The result was a toxic game of pass-the-parcel. As the ‘Masters of the universe’ unravelled their respective investments, confidence dropped ever further until the current panic set in, leaving nothing and no-one safe.
In the modern world every aspect of finance is interconnected, and the credit crunch’s victims have come in unexpected places. Only last week, it was revealed that councils across the UK had been investing their money in Icelandic banks – fine, until these went bust, leaving Kent County Council, to take just one example, with an embarrassing £50m shortfall.So you might imagine this to be a strange time for me to argue the case for the defence: that the bankers, the fat cats, can and do benefit society. But I’ll try.
Firstly, what we’re seeing isn’t the great collapse of capitalism, as various prophets of doom have suggested. The simple reason is that almost nobody wants that. People all over the world prefer the system they know and grew up with, governments too (even nominally communist China), as opposed to taking a wild gamble on an unknown, and quite possibly impossible, alternative.
The simple truth is that the whole banking system is based on mutual benefit – that’s what trade is. At least that’s the case when the deals involved are transparent. That is what a good financial system is supposed to allow to flourish.
The problem here isn’t the idea, it’s the implementation. A transparent financial system allows companies to compete on an equal footing, which encourages businesses to be efficient, transparent in their turn, and to satisfy customers. This is quite clearly a good thing.In this case, however, the banks thought they could find a short cut to fulfilling their own interests in the way they incentivised their employees, the much-maligned traders. They paid out big bonuses, obscenely large bonuses, for traders who made big bucks in the short term, and for a while the gamble paid off.
In the hunt for quick profit, which for them meant a better kitchen, in a grander house, with a faster car parked outside, traders explored and invented new ways of trading debts, in packages so complex that they didn’t have a clue what they were trading, just that it made a profit. The system became murkier, more confusing, and thus riskier. This suited the individual traders, but not their employers, and by extension, not wider society.
All it took was the gradual realisation that most of these deals were based around mortgages given to people who should never have been offered deals in the first place, for the simple reason that they couldn’t pay. Suddenly, these financial emperors had no clothes, and the system was in crisis.
However, the fault here lies not with the financial system, but with the bosses, individuals who got their sums wrong, the chosen few, hand-picked for their expertise. They implemented structures that benefited their employees in the short-term, not their companies.

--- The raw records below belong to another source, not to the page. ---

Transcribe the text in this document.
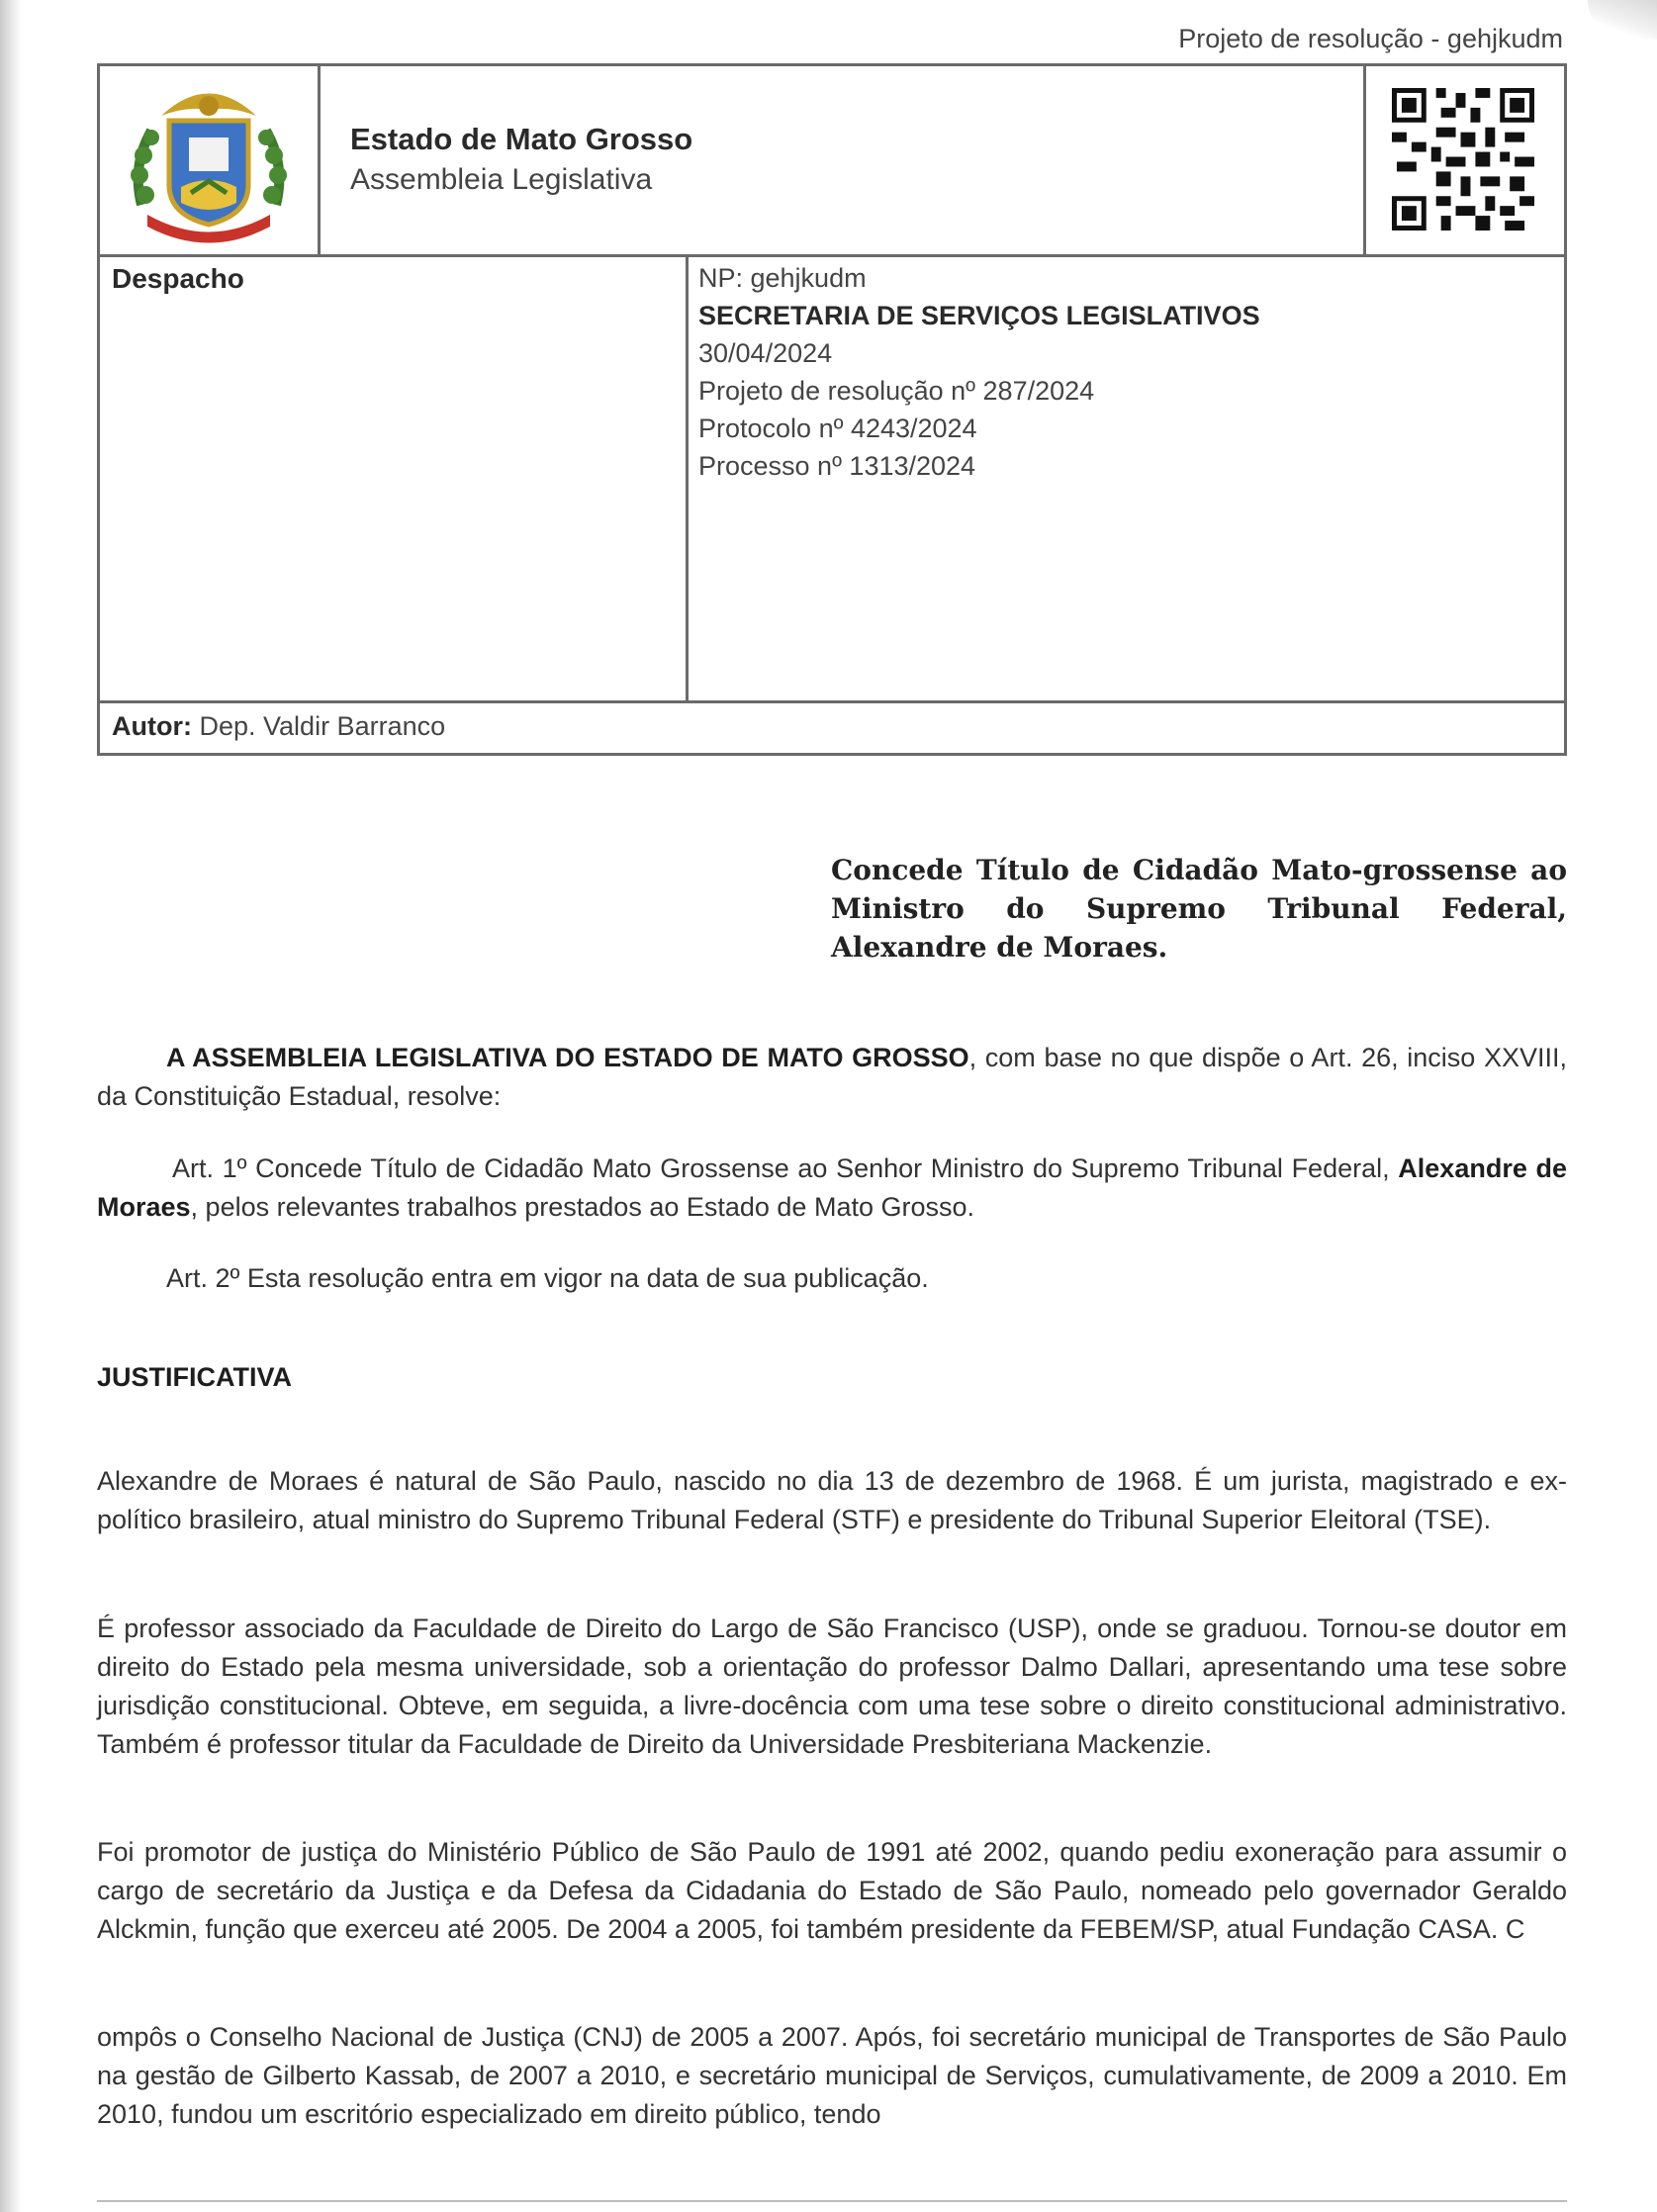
Projeto de resolução - gehjkudm
Estado de Mato Grosso
Assembleia Legislativa
Despacho	NP: gehjkudm
SECRETARIA DE SERVIÇOS LEGISLATIVOS
30/04/2024
Projeto de resolução nº 287/2024
Protocolo nº 4243/2024
Processo nº 1313/2024
Autor: Dep. Valdir Barranco
Concede Título de Cidadão Mato-grossense ao Ministro do Supremo Tribunal Federal, Alexandre de Moraes.
A ASSEMBLEIA LEGISLATIVA DO ESTADO DE MATO GROSSO, com base no que dispõe o Art. 26, inciso XXVIII, da Constituição Estadual, resolve:
Art. 1º Concede Título de Cidadão Mato Grossense ao Senhor Ministro do Supremo Tribunal Federal, Alexandre de Moraes, pelos relevantes trabalhos prestados ao Estado de Mato Grosso.
Art. 2º Esta resolução entra em vigor na data de sua publicação.
JUSTIFICATIVA
Alexandre de Moraes é natural de São Paulo, nascido no dia 13 de dezembro de 1968. É um jurista, magistrado e ex-político brasileiro, atual ministro do Supremo Tribunal Federal (STF) e presidente do Tribunal Superior Eleitoral (TSE).
É professor associado da Faculdade de Direito do Largo de São Francisco (USP), onde se graduou. Tornou-se doutor em direito do Estado pela mesma universidade, sob a orientação do professor Dalmo Dallari, apresentando uma tese sobre jurisdição constitucional. Obteve, em seguida, a livre-docência com uma tese sobre o direito constitucional administrativo. Também é professor titular da Faculdade de Direito da Universidade Presbiteriana Mackenzie.
Foi promotor de justiça do Ministério Público de São Paulo de 1991 até 2002, quando pediu exoneração para assumir o cargo de secretário da Justiça e da Defesa da Cidadania do Estado de São Paulo, nomeado pelo governador Geraldo Alckmin, função que exerceu até 2005. De 2004 a 2005, foi também presidente da FEBEM/SP, atual Fundação CASA. C
ompôs o Conselho Nacional de Justiça (CNJ) de 2005 a 2007. Após, foi secretário municipal de Transportes de São Paulo na gestão de Gilberto Kassab, de 2007 a 2010, e secretário municipal de Serviços, cumulativamente, de 2009 a 2010. Em 2010, fundou um escritório especializado em direito público, tendo
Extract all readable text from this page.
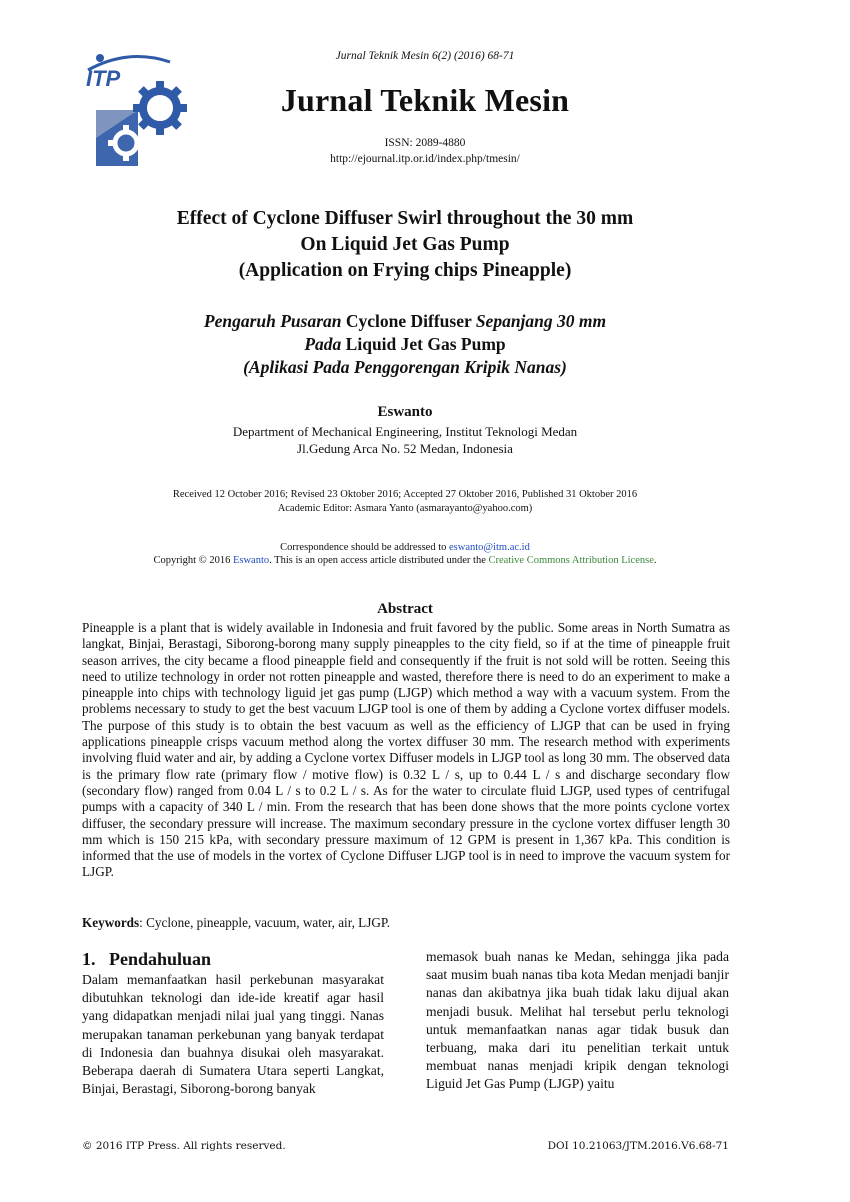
Jurnal Teknik Mesin 6(2) (2016) 68-71
ITP
Jurnal Teknik Mesin
ISSN: 2089-4880
http://ejournal.itp.or.id/index.php/tmesin/
Effect of Cyclone Diffuser Swirl throughout the 30 mm
On Liquid Jet Gas Pump
(Application on Frying chips Pineapple)
Pengaruh Pusaran Cyclone Diffuser Sepanjang 30 mm
Pada Liquid Jet Gas Pump
(Aplikasi Pada Penggorengan Kripik Nanas)
Eswanto
Department of Mechanical Engineering, Institut Teknologi Medan
Jl.Gedung Arca No. 52 Medan, Indonesia
Received 12 October 2016; Revised 23 Oktober 2016; Accepted 27 Oktober 2016, Published 31 Oktober 2016
Academic Editor: Asmara Yanto (asmarayanto@yahoo.com)
Correspondence should be addressed to eswanto@itm.ac.id
Copyright © 2016 Eswanto. This is an open access article distributed under the Creative Commons Attribution License.
Abstract
Pineapple is a plant that is widely available in Indonesia and fruit favored by the public. Some areas in North Sumatra as langkat, Binjai, Berastagi, Siborong-borong many supply pineapples to the city field, so if at the time of pineapple fruit season arrives, the city became a flood pineapple field and consequently if the fruit is not sold will be rotten. Seeing this need to utilize technology in order not rotten pineapple and wasted, therefore there is need to do an experiment to make a pineapple into chips with technology liguid jet gas pump (LJGP) which method a way with a vacuum system. From the problems necessary to study to get the best vacuum LJGP tool is one of them by adding a Cyclone vortex diffuser models. The purpose of this study is to obtain the best vacuum as well as the efficiency of LJGP that can be used in frying applications pineapple crisps vacuum method along the vortex diffuser 30 mm. The research method with experiments involving fluid water and air, by adding a Cyclone vortex Diffuser models in LJGP tool as long 30 mm. The observed data is the primary flow rate (primary flow / motive flow) is 0.32 L / s, up to 0.44 L / s and discharge secondary flow (secondary flow) ranged from 0.04 L / s to 0.2 L / s. As for the water to circulate fluid LJGP, used types of centrifugal pumps with a capacity of 340 L / min. From the research that has been done shows that the more points cyclone vortex diffuser, the secondary pressure will increase. The maximum secondary pressure in the cyclone vortex diffuser length 30 mm which is 150 215 kPa, with secondary pressure maximum of 12 GPM is present in 1,367 kPa. This condition is informed that the use of models in the vortex of Cyclone Diffuser LJGP tool is in need to improve the vacuum system for LJGP.
Keywords: Cyclone, pineapple, vacuum, water, air, LJGP.
1.   Pendahuluan
Dalam memanfaatkan hasil perkebunan masyarakat dibutuhkan teknologi dan ide-ide kreatif agar hasil yang didapatkan menjadi nilai jual yang tinggi. Nanas merupakan tanaman perkebunan yang banyak terdapat di Indonesia dan buahnya disukai oleh masyarakat. Beberapa daerah di Sumatera Utara seperti Langkat, Binjai, Berastagi, Siborong-borong banyak
memasok buah nanas ke Medan, sehingga jika pada saat musim buah nanas tiba kota Medan menjadi banjir nanas dan akibatnya jika buah tidak laku dijual akan menjadi busuk. Melihat hal tersebut perlu teknologi untuk memanfaatkan nanas agar tidak busuk dan terbuang, maka dari itu penelitian terkait untuk membuat nanas menjadi kripik dengan teknologi Liguid Jet Gas Pump (LJGP) yaitu
© 2016 ITP Press. All rights reserved.	DOI 10.21063/JTM.2016.V6.68-71
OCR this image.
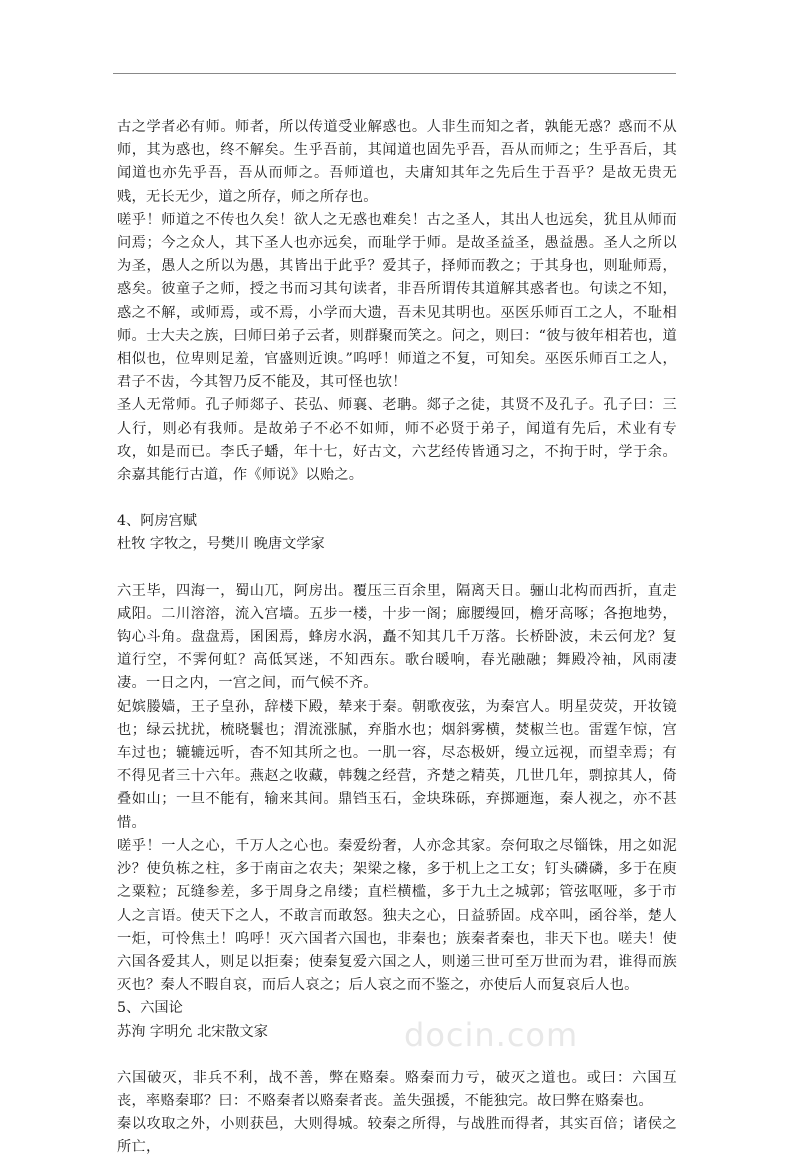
古之学者必有师。师者，所以传道受业解惑也。人非生而知之者，孰能无惑？惑而不从师，其为惑也，终不解矣。生乎吾前，其闻道也固先乎吾，吾从而师之；生乎吾后，其闻道也亦先乎吾，吾从而师之。吾师道也，夫庸知其年之先后生于吾乎？是故无贵无贱，无长无少，道之所存，师之所存也。

嗟乎！师道之不传也久矣！欲人之无惑也难矣！古之圣人，其出人也远矣，犹且从师而问焉；今之众人，其下圣人也亦远矣，而耻学于师。是故圣益圣，愚益愚。圣人之所以为圣，愚人之所以为愚，其皆出于此乎？爱其子，择师而教之；于其身也，则耻师焉，惑矣。彼童子之师，授之书而习其句读者，非吾所谓传其道解其惑者也。句读之不知，惑之不解，或师焉，或不焉，小学而大遗，吾未见其明也。巫医乐师百工之人，不耻相师。士大夫之族，曰师曰弟子云者，则群聚而笑之。问之，则曰：“彼与彼年相若也，道相似也，位卑则足羞，官盛则近谀。”呜呼！师道之不复，可知矣。巫医乐师百工之人，君子不齿，今其智乃反不能及，其可怪也欤！

圣人无常师。孔子师郯子、苌弘、师襄、老聃。郯子之徒，其贤不及孔子。孔子曰：三人行，则必有我师。是故弟子不必不如师，师不必贤于弟子，闻道有先后，术业有专攻，如是而已。李氏子蟠，年十七，好古文，六艺经传皆通习之，不拘于时，学于余。余嘉其能行古道，作《师说》以贻之。

4、阿房宫赋

杜牧 字牧之，号樊川 晚唐文学家

六王毕，四海一，蜀山兀，阿房出。覆压三百余里，隔离天日。骊山北构而西折，直走咸阳。二川溶溶，流入宫墙。五步一楼，十步一阁；廊腰缦回，檐牙高啄；各抱地势，钩心斗角。盘盘焉，囷囷焉，蜂房水涡，矗不知其几千万落。长桥卧波，未云何龙？复道行空，不霁何虹？高低冥迷，不知西东。歌台暖响，春光融融；舞殿冷袖，风雨凄凄。一日之内，一宫之间，而气候不齐。

妃嫔媵嫱，王子皇孙，辞楼下殿，辇来于秦。朝歌夜弦，为秦宫人。明星荧荧，开妆镜也；绿云扰扰，梳晓鬟也；渭流涨腻，弃脂水也；烟斜雾横，焚椒兰也。雷霆乍惊，宫车过也；辘辘远听，杳不知其所之也。一肌一容，尽态极妍，缦立远视，而望幸焉；有不得见者三十六年。燕赵之收藏，韩魏之经营，齐楚之精英，几世几年，剽掠其人，倚叠如山；一旦不能有，输来其间。鼎铛玉石，金块珠砾，弃掷逦迤，秦人视之，亦不甚惜。

嗟乎！一人之心，千万人之心也。秦爱纷奢，人亦念其家。奈何取之尽锱铢，用之如泥沙？使负栋之柱，多于南亩之农夫；架梁之椽，多于机上之工女；钉头磷磷，多于在庾之粟粒；瓦缝参差，多于周身之帛缕；直栏横槛，多于九土之城郭；管弦呕哑，多于市人之言语。使天下之人，不敢言而敢怒。独夫之心，日益骄固。戍卒叫，函谷举，楚人一炬，可怜焦土！呜呼！灭六国者六国也，非秦也；族秦者秦也，非天下也。嗟夫！使六国各爱其人，则足以拒秦；使秦复爱六国之人，则递三世可至万世而为君，谁得而族灭也？秦人不暇自哀，而后人哀之；后人哀之而不鉴之，亦使后人而复哀后人也。

5、六国论

苏洵 字明允 北宋散文家

六国破灭，非兵不利，战不善，弊在赂秦。赂秦而力亏，破灭之道也。或曰：六国互丧，率赂秦耶？曰：不赂秦者以赂秦者丧。盖失强援，不能独完。故曰弊在赂秦也。

秦以攻取之外，小则获邑，大则得城。较秦之所得，与战胜而得者，其实百倍；诸侯之所亡，

docin.com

The system will take time to recover. Injured banks mean that companies are unable to work as efficiently, that they have to set their sights lower. But the financiers will rebuild, and they’ll learn their lessons about how employees can be better handled, and banks better run. Government too has its part to play. Too loose a rein for the banks hurts everyone. Greater controls on recklessly high pay and bonuses for traders should be introduced, as should measures to prevent the same sorts of panicked stampedes occurring again.
The path to sobriety is long, and painful. Just ask America’s most famous recovered alcoholic, President George Walker Bush.